Dillard hopes that the Council will ultimately decide to take the matter up for public consideration, which may lead to a formal resolution process. Resolutions are voted on by member states and represent the position of the majority of the Council’s members on an issue. They can request investigations, call for public debate and develop recommendations and standards.
While the Council’s actions, including resolutions, are not legally binding, its decisions carry political weight and influence the behavior and global perception of nations. Since it was established in 2006, the U.N. Human Rights Council has been regarded as the world’s foremost human rights body, although a number of its 47 members are some of the most egregious rights abusers.
For Cassie King, the question surrounding procreation in the age of climate change is two-fold: she is worried about bringing children into a world that’s expected to face higher temperatures, more extreme weather events and poorer air and water quality. And she’s worried about the impact that having children could have on global warming.
A 2017 study published in Environmental Research Letters recommended having one fewer child as the most effective personal lifestyle choice that would reduce greenhouse gas emissions in developed countries. According to the study, one U.S. family who chooses to have one fewer child would provide the same level of emissions reductions as 684 teenagers choosing to recycle comprehensively for the rest of their lives.
Some people in the public sphere have broached the issue. Rep. Alexandria Ocasio-Cortez (D-N.Y.) said in an Instagram live stream in March of 2019 that it’s a “legitimate question” to wonder if it’s still OK to have children given that “there’s a scientific consensus that the lives of children are going to be very difficult. Later that year, Prince Harry said in an interview with British Vogue that he and his wife, Meghan Markle, would have no more than two children to limit their environmental impact.
But concerns about climate change and its impact on child-bearing people and their children aren’t just worries for the future. There is a growing body of evidence that links high temperatures and pollution to worse birth outcomes, such as stillbirth, preterm birth and babies born with low birth weight.

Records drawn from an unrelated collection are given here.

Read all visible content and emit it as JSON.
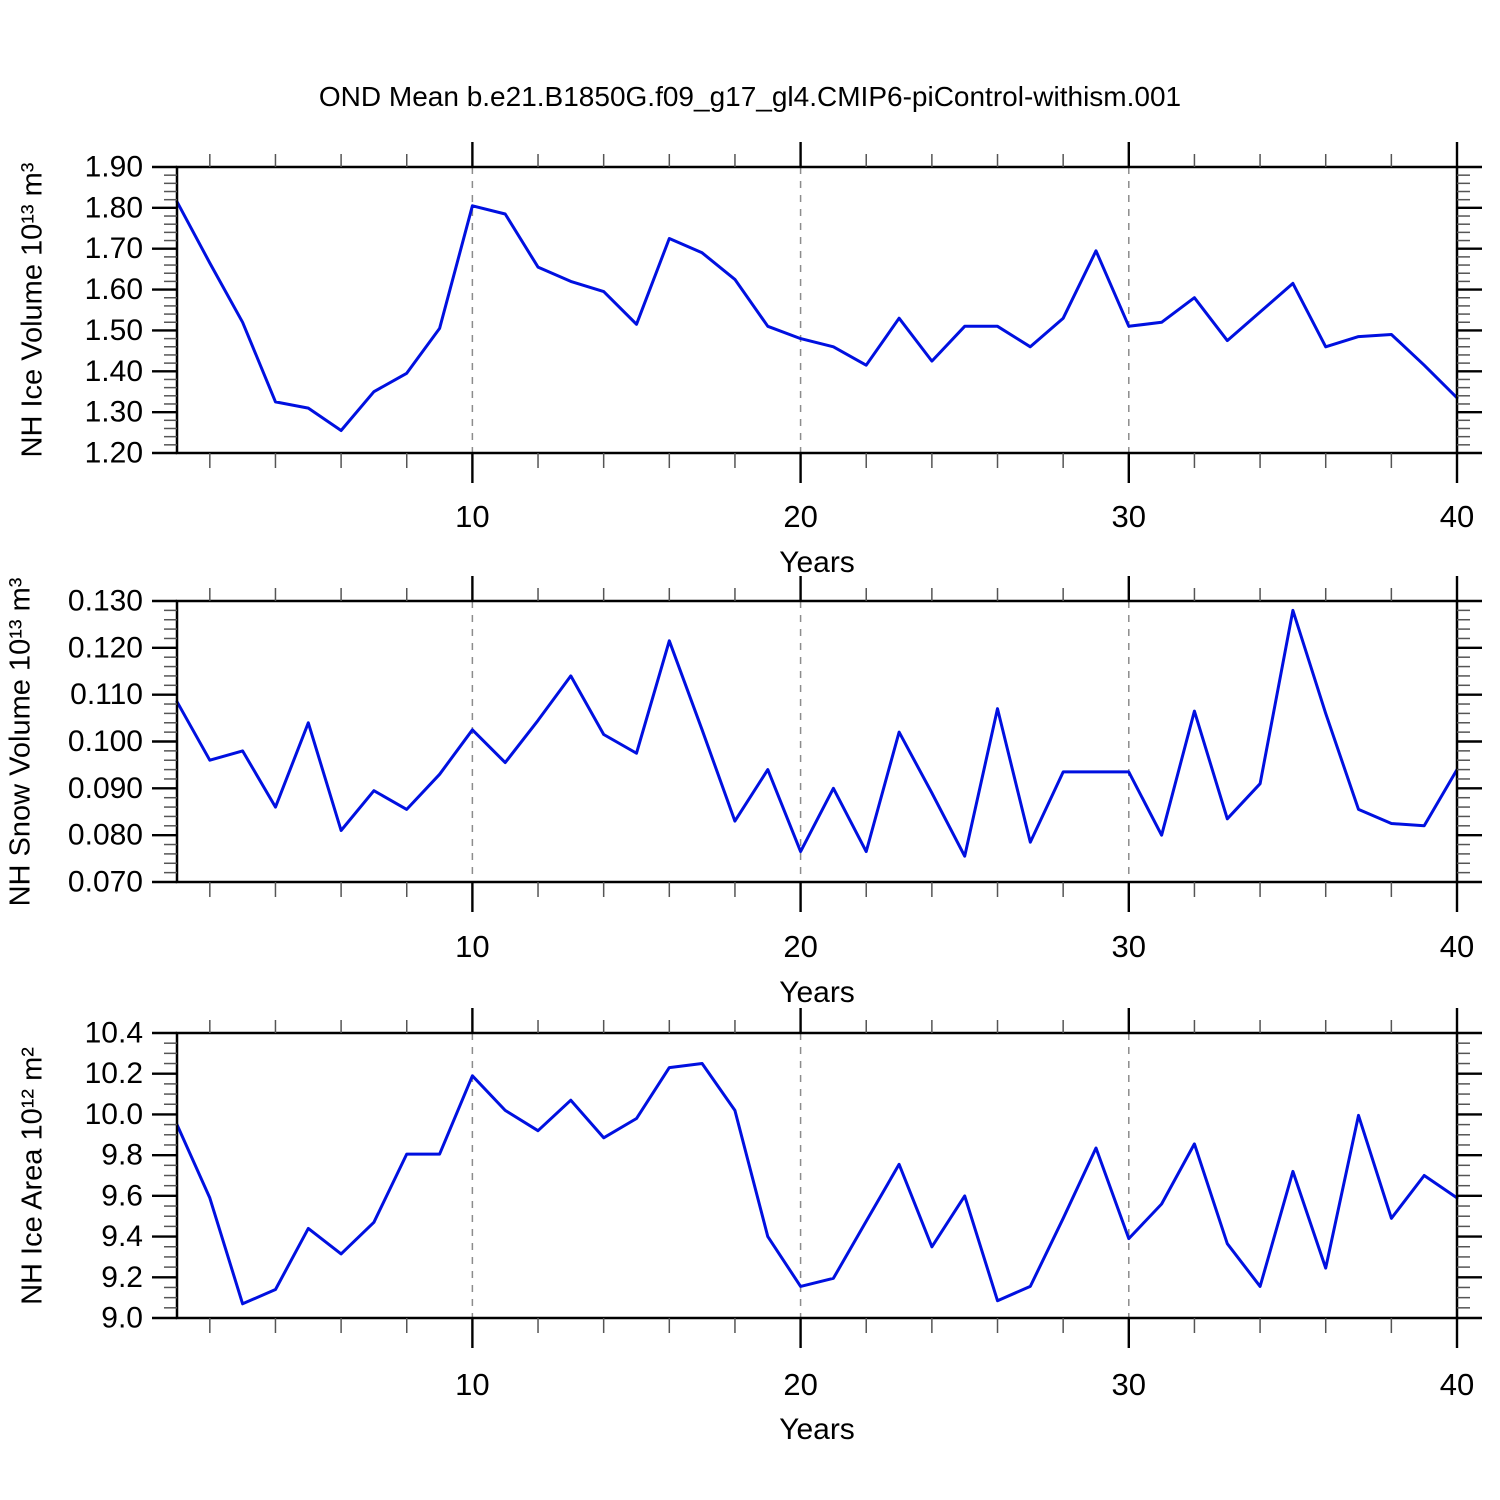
{
  "title": "OND Mean b.e21.B1850G.f09_g17_gl4.CMIP6-piControl-withism.001",
  "colors": {
    "line": "#0010e0",
    "axis": "#000000",
    "minor_tick": "#555555",
    "grid": "#8c8c8c",
    "background": "#ffffff",
    "text": "#000000"
  },
  "chart_data": [
    {
      "type": "line",
      "panel": 1,
      "ylabel": "NH Ice Volume 10¹³ m³",
      "xlabel": "Years",
      "x": [
        1,
        2,
        3,
        4,
        5,
        6,
        7,
        8,
        9,
        10,
        11,
        12,
        13,
        14,
        15,
        16,
        17,
        18,
        19,
        20,
        21,
        22,
        23,
        24,
        25,
        26,
        27,
        28,
        29,
        30,
        31,
        32,
        33,
        34,
        35,
        36,
        37,
        38,
        39,
        40
      ],
      "values": [
        1.815,
        1.665,
        1.52,
        1.325,
        1.31,
        1.255,
        1.35,
        1.395,
        1.505,
        1.805,
        1.785,
        1.655,
        1.62,
        1.595,
        1.515,
        1.725,
        1.69,
        1.625,
        1.51,
        1.48,
        1.46,
        1.415,
        1.53,
        1.425,
        1.51,
        1.51,
        1.46,
        1.53,
        1.695,
        1.51,
        1.52,
        1.58,
        1.475,
        1.545,
        1.615,
        1.46,
        1.485,
        1.49,
        1.415,
        1.335
      ],
      "xlim": [
        1,
        40
      ],
      "ylim": [
        1.2,
        1.9
      ],
      "ytick_labels": [
        "1.20",
        "1.30",
        "1.40",
        "1.50",
        "1.60",
        "1.70",
        "1.80",
        "1.90"
      ],
      "ytick_values": [
        1.2,
        1.3,
        1.4,
        1.5,
        1.6,
        1.7,
        1.8,
        1.9
      ],
      "y_minor_step": 0.02,
      "xtick_labels": [
        "10",
        "20",
        "30",
        "40"
      ],
      "xtick_values": [
        10,
        20,
        30,
        40
      ],
      "x_minor_step": 2,
      "grid_x": [
        10,
        20,
        30
      ],
      "grid_style": "dashed",
      "legend": "none"
    },
    {
      "type": "line",
      "panel": 2,
      "ylabel": "NH Snow Volume 10¹³ m³",
      "xlabel": "Years",
      "x": [
        1,
        2,
        3,
        4,
        5,
        6,
        7,
        8,
        9,
        10,
        11,
        12,
        13,
        14,
        15,
        16,
        17,
        18,
        19,
        20,
        21,
        22,
        23,
        24,
        25,
        26,
        27,
        28,
        29,
        30,
        31,
        32,
        33,
        34,
        35,
        36,
        37,
        38,
        39,
        40
      ],
      "values": [
        0.1085,
        0.096,
        0.098,
        0.086,
        0.104,
        0.081,
        0.0895,
        0.0855,
        0.093,
        0.1025,
        0.0955,
        0.1045,
        0.114,
        0.1015,
        0.0975,
        0.1215,
        0.1025,
        0.083,
        0.094,
        0.0765,
        0.09,
        0.0765,
        0.102,
        0.089,
        0.0755,
        0.107,
        0.0785,
        0.0935,
        0.0935,
        0.0935,
        0.08,
        0.1065,
        0.0835,
        0.091,
        0.128,
        0.106,
        0.0855,
        0.0825,
        0.082,
        0.094
      ],
      "xlim": [
        1,
        40
      ],
      "ylim": [
        0.07,
        0.13
      ],
      "ytick_labels": [
        "0.070",
        "0.080",
        "0.090",
        "0.100",
        "0.110",
        "0.120",
        "0.130"
      ],
      "ytick_values": [
        0.07,
        0.08,
        0.09,
        0.1,
        0.11,
        0.12,
        0.13
      ],
      "y_minor_step": 0.002,
      "xtick_labels": [
        "10",
        "20",
        "30",
        "40"
      ],
      "xtick_values": [
        10,
        20,
        30,
        40
      ],
      "x_minor_step": 2,
      "grid_x": [
        10,
        20,
        30
      ],
      "grid_style": "dashed",
      "legend": "none"
    },
    {
      "type": "line",
      "panel": 3,
      "ylabel": "NH Ice Area 10¹² m²",
      "xlabel": "Years",
      "x": [
        1,
        2,
        3,
        4,
        5,
        6,
        7,
        8,
        9,
        10,
        11,
        12,
        13,
        14,
        15,
        16,
        17,
        18,
        19,
        20,
        21,
        22,
        23,
        24,
        25,
        26,
        27,
        28,
        29,
        30,
        31,
        32,
        33,
        34,
        35,
        36,
        37,
        38,
        39,
        40
      ],
      "values": [
        9.95,
        9.59,
        9.07,
        9.14,
        9.44,
        9.315,
        9.47,
        9.805,
        9.805,
        10.19,
        10.02,
        9.92,
        10.07,
        9.885,
        9.98,
        10.23,
        10.25,
        10.02,
        9.4,
        9.155,
        9.195,
        9.475,
        9.755,
        9.35,
        9.6,
        9.085,
        9.155,
        9.49,
        9.835,
        9.39,
        9.56,
        9.855,
        9.365,
        9.155,
        9.72,
        9.245,
        9.995,
        9.49,
        9.7,
        9.59
      ],
      "xlim": [
        1,
        40
      ],
      "ylim": [
        9.0,
        10.4
      ],
      "ytick_labels": [
        "9.0",
        "9.2",
        "9.4",
        "9.6",
        "9.8",
        "10.0",
        "10.2",
        "10.4"
      ],
      "ytick_values": [
        9.0,
        9.2,
        9.4,
        9.6,
        9.8,
        10.0,
        10.2,
        10.4
      ],
      "y_minor_step": 0.05,
      "xtick_labels": [
        "10",
        "20",
        "30",
        "40"
      ],
      "xtick_values": [
        10,
        20,
        30,
        40
      ],
      "x_minor_step": 2,
      "grid_x": [
        10,
        20,
        30
      ],
      "grid_style": "dashed",
      "legend": "none"
    }
  ]
}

“If they make it, they don’t always have an easy life—they have an elevated risk of respiratory and neurologic problems in the first few years of their life, and are more likely to get major serious illnesses in adult life,” said Bruce Bekkar, a retired obstetrician-gynecologist who now serves on the board of the advocacy group Climate Action Campaign.
Bekkar co-authored a 2020 report in the Journal of the American Medical Association that looked at 57 studies published since 2007 that examined heat and air pollution exposure’s effect on newborn children. The study found that the toll of environmental harm is felt disproportionately by Black mothers and babies.

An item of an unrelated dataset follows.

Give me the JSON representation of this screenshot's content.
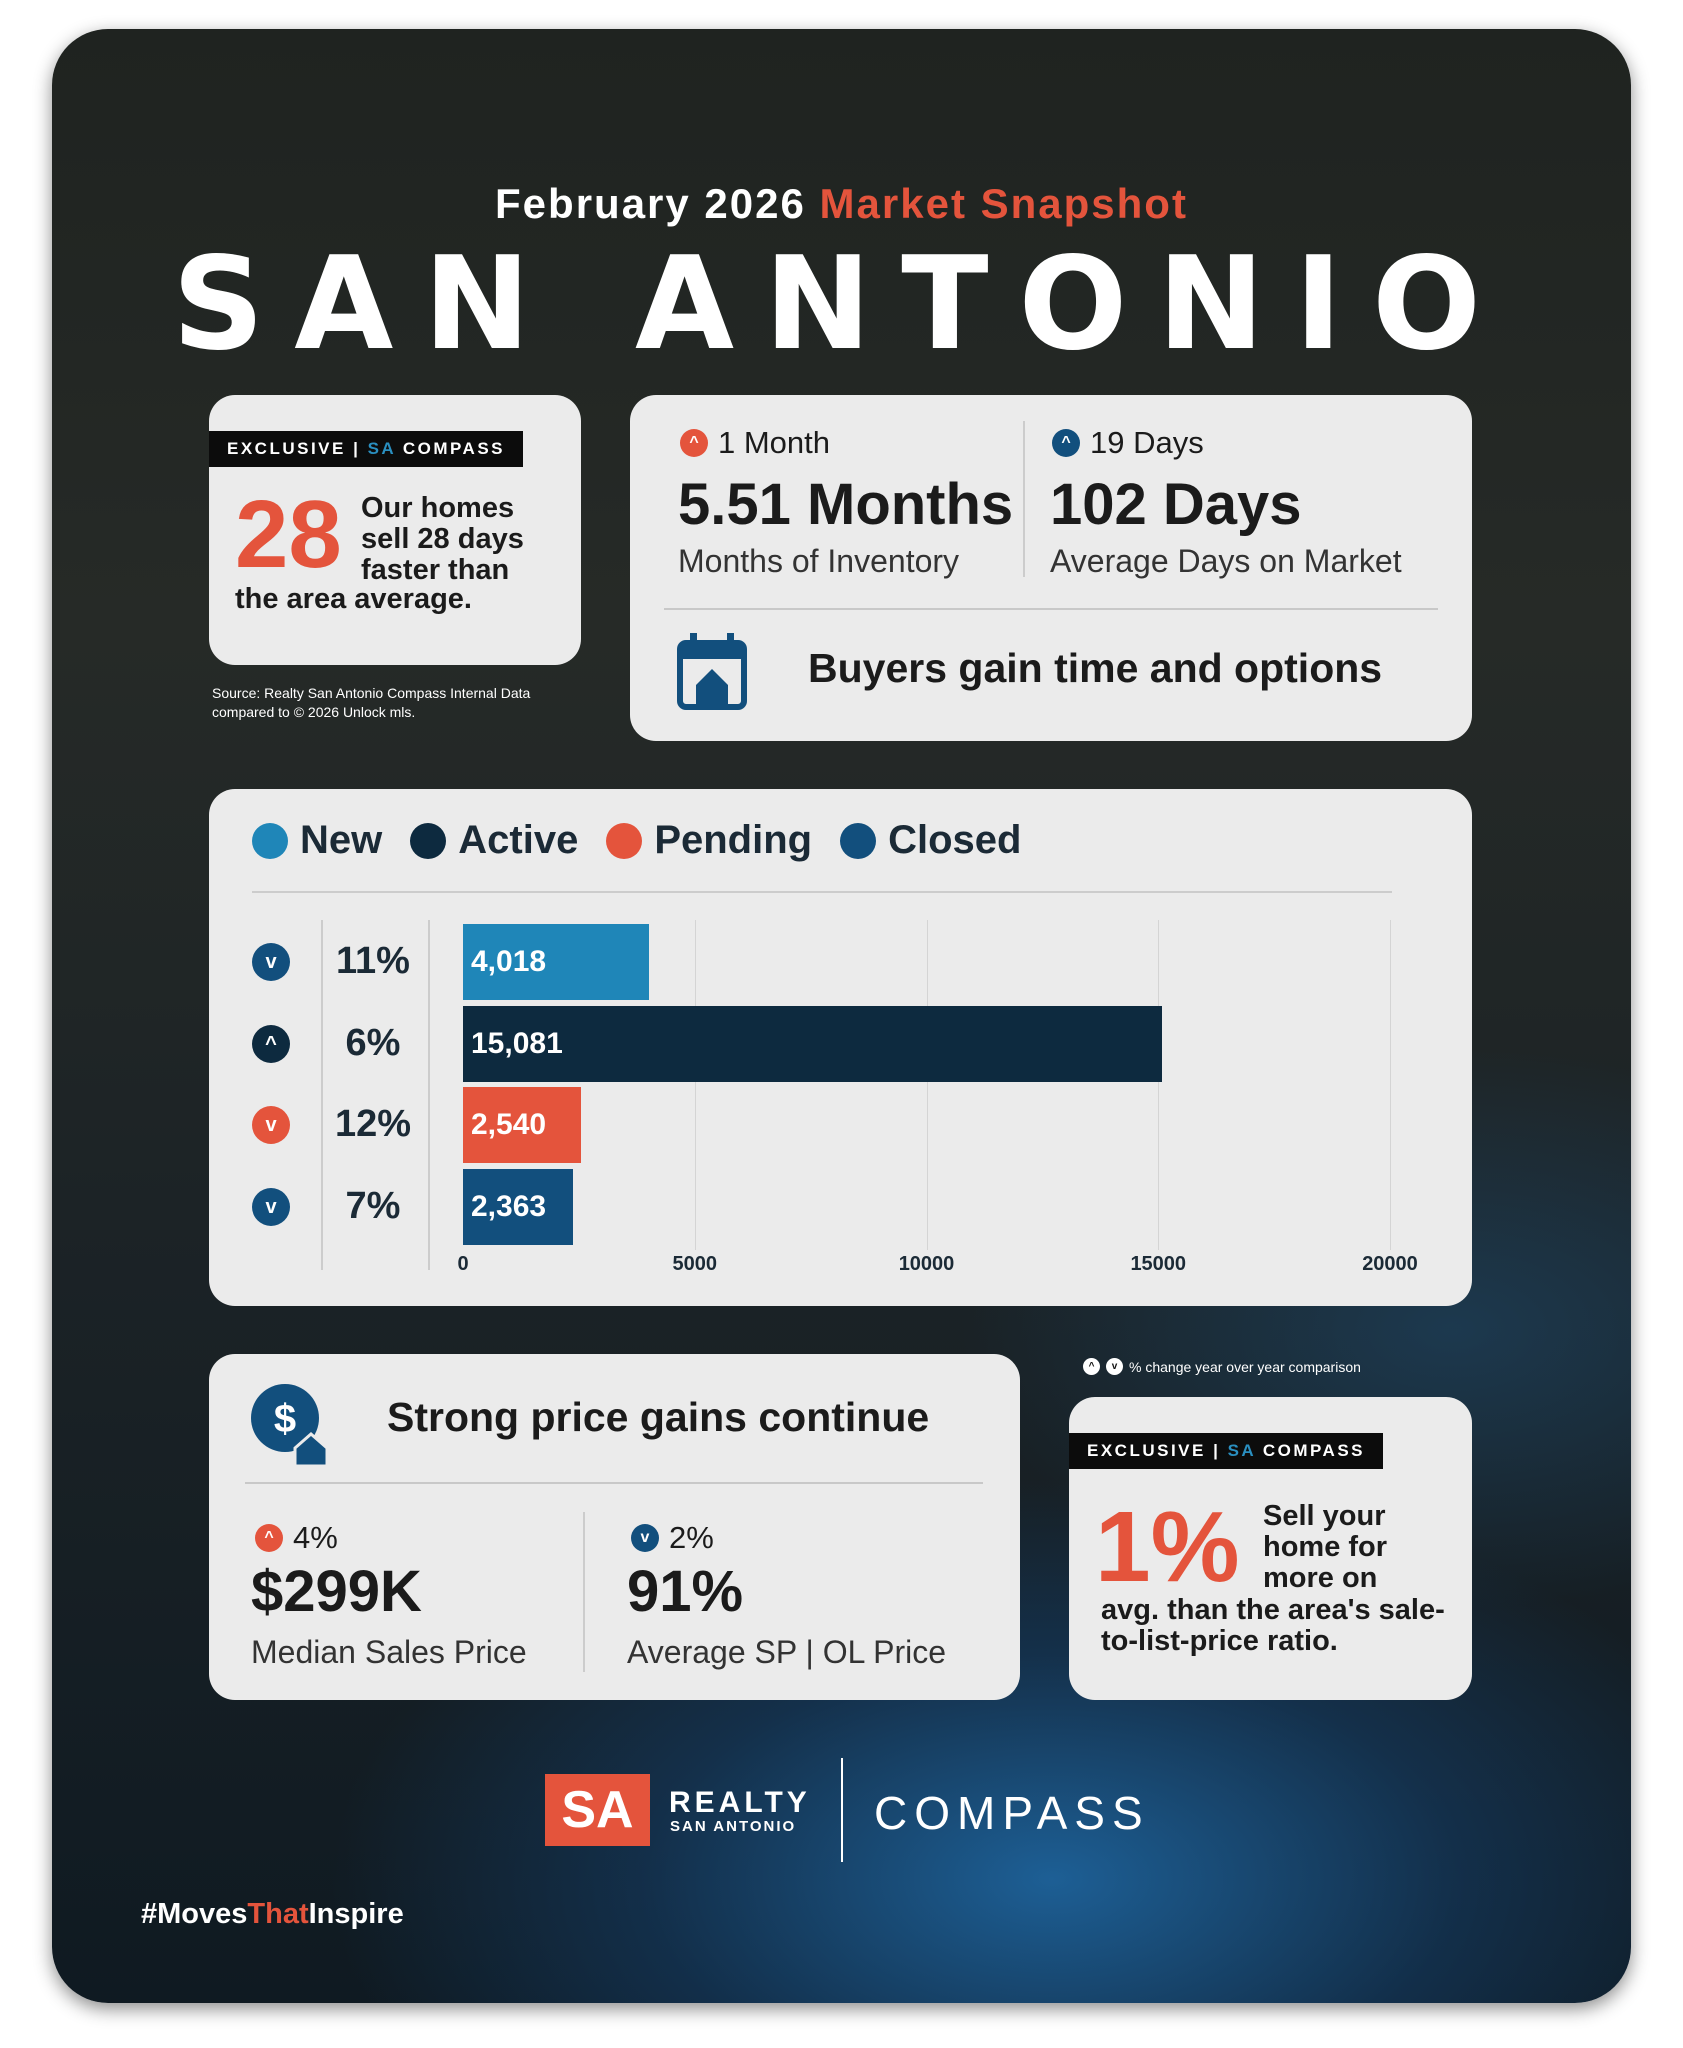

“Many of the factors unfortunately tend to reinforce one another and occur simultaneously for certain groups,” Bekkar said.
For example, people who are living in urban heat islands are also living near busy freeways and other polluting sources from industrial sites, Bekkar said. A lot of times, they are also far from markets that sell fresh produce, and they can’t afford reliable access to health care.
Despite these harms, “we tolerate governments pushing women to have lots of kids and the unsustainable population growth it causes,” the complaint alleges. Governments do so by “actively preventing” access to family planning education, contraception and abortion services.
“The best interpretation of the right to have children would have required the redistribution of wealth to women and children in the mid-20th century,” Dillard said. “Instead it went to the top of the wealth pyramid. We are trying to reverse that.”